The Irish are bad drunks who can't handle their liquor, like Italians and an obscure Bolivian tribe says Malcolm Gladwell in the latest issue of New Yorker.
The world's most famous pop psychologist bases his evidence on studies of various ethnic groups in New Haven in the 1950s.
He says that Italians at the time drank every bit as much as Irish did, but that family rituals and practices meant that the drinking took place in a structured environment.
The Irish it seemed just got drunk, here there and everywhere. When it came to admission to the local alcoholic center, only 40 Italian names were mentioned while there were literally hundreds of Irish.
Hey listen, 1950s New Haven doesn't sound like Nirvana to me either and I might like a few scoops before heading home for the nightly bacon and cabbage too.
A dollar to a dime the Italian Mama had a much better evening meal waiting with a nice glass of wine.

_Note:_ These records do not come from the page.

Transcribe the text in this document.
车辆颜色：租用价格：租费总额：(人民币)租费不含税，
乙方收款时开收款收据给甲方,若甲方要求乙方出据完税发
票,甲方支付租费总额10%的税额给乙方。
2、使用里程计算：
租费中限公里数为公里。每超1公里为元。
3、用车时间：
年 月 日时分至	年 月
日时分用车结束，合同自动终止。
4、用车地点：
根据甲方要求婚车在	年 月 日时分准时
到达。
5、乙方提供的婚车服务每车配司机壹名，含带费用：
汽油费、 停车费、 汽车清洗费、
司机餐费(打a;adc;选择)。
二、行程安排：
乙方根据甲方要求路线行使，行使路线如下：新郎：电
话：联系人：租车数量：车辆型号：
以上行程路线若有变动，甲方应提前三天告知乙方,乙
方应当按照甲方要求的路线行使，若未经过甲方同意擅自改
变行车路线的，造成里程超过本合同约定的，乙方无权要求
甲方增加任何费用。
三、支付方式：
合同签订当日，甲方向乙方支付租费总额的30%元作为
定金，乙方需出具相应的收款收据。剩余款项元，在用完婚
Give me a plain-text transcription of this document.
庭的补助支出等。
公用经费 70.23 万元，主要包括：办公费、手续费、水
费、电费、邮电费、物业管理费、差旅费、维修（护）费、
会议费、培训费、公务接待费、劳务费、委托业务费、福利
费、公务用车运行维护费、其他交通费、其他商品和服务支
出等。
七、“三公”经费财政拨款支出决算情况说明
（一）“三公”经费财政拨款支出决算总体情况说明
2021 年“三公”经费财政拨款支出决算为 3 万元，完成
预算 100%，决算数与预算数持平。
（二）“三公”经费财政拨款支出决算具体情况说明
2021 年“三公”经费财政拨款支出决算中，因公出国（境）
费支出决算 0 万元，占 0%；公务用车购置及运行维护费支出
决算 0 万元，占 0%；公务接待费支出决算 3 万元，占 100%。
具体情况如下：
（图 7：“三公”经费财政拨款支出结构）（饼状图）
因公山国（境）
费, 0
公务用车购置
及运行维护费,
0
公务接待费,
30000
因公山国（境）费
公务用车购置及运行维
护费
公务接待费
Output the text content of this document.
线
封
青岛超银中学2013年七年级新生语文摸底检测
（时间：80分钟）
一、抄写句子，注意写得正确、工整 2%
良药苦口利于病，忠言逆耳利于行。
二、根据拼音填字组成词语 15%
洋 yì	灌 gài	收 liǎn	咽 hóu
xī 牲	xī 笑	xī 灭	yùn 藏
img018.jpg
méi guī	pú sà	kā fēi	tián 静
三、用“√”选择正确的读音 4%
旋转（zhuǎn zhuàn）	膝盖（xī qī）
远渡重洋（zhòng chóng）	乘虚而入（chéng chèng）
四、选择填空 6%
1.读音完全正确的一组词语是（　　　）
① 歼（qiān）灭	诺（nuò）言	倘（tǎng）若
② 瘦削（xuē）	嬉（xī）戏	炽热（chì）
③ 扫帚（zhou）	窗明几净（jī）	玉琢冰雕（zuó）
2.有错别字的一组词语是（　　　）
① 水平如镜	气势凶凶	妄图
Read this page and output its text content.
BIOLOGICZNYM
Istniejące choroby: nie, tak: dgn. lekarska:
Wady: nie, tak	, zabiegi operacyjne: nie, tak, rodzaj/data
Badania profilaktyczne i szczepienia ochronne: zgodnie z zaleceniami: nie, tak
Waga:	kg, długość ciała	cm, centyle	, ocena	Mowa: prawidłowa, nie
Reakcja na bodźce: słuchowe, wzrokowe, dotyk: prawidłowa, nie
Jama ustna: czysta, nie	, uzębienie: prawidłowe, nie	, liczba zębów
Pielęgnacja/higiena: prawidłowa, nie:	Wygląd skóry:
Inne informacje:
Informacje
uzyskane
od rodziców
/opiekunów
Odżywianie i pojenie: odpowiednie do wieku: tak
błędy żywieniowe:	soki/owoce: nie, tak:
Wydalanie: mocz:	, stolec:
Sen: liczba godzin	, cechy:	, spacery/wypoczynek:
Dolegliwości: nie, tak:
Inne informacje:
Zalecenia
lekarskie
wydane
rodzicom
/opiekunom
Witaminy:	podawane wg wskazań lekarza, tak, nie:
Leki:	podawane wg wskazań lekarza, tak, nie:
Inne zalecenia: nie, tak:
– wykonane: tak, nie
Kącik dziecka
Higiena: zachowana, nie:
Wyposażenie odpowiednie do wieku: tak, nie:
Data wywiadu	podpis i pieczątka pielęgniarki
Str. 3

The Irish can't even stand up to the Cambia tribe in Bolivia says Gladwell, who drink 180 proof rum morning, noon and night, yet never get drunk or angry because it is all within a cohesive cultural structure.
Gladwell meanders on in his piece and throws in this gem.
"If you are good-looking and the world agrees that you are good-looking, drinking doesn't make you think you're even better-looking."
Huh? Methinks Malcolm might need a drop of the hard stuff to knock some of this nonsense out of him.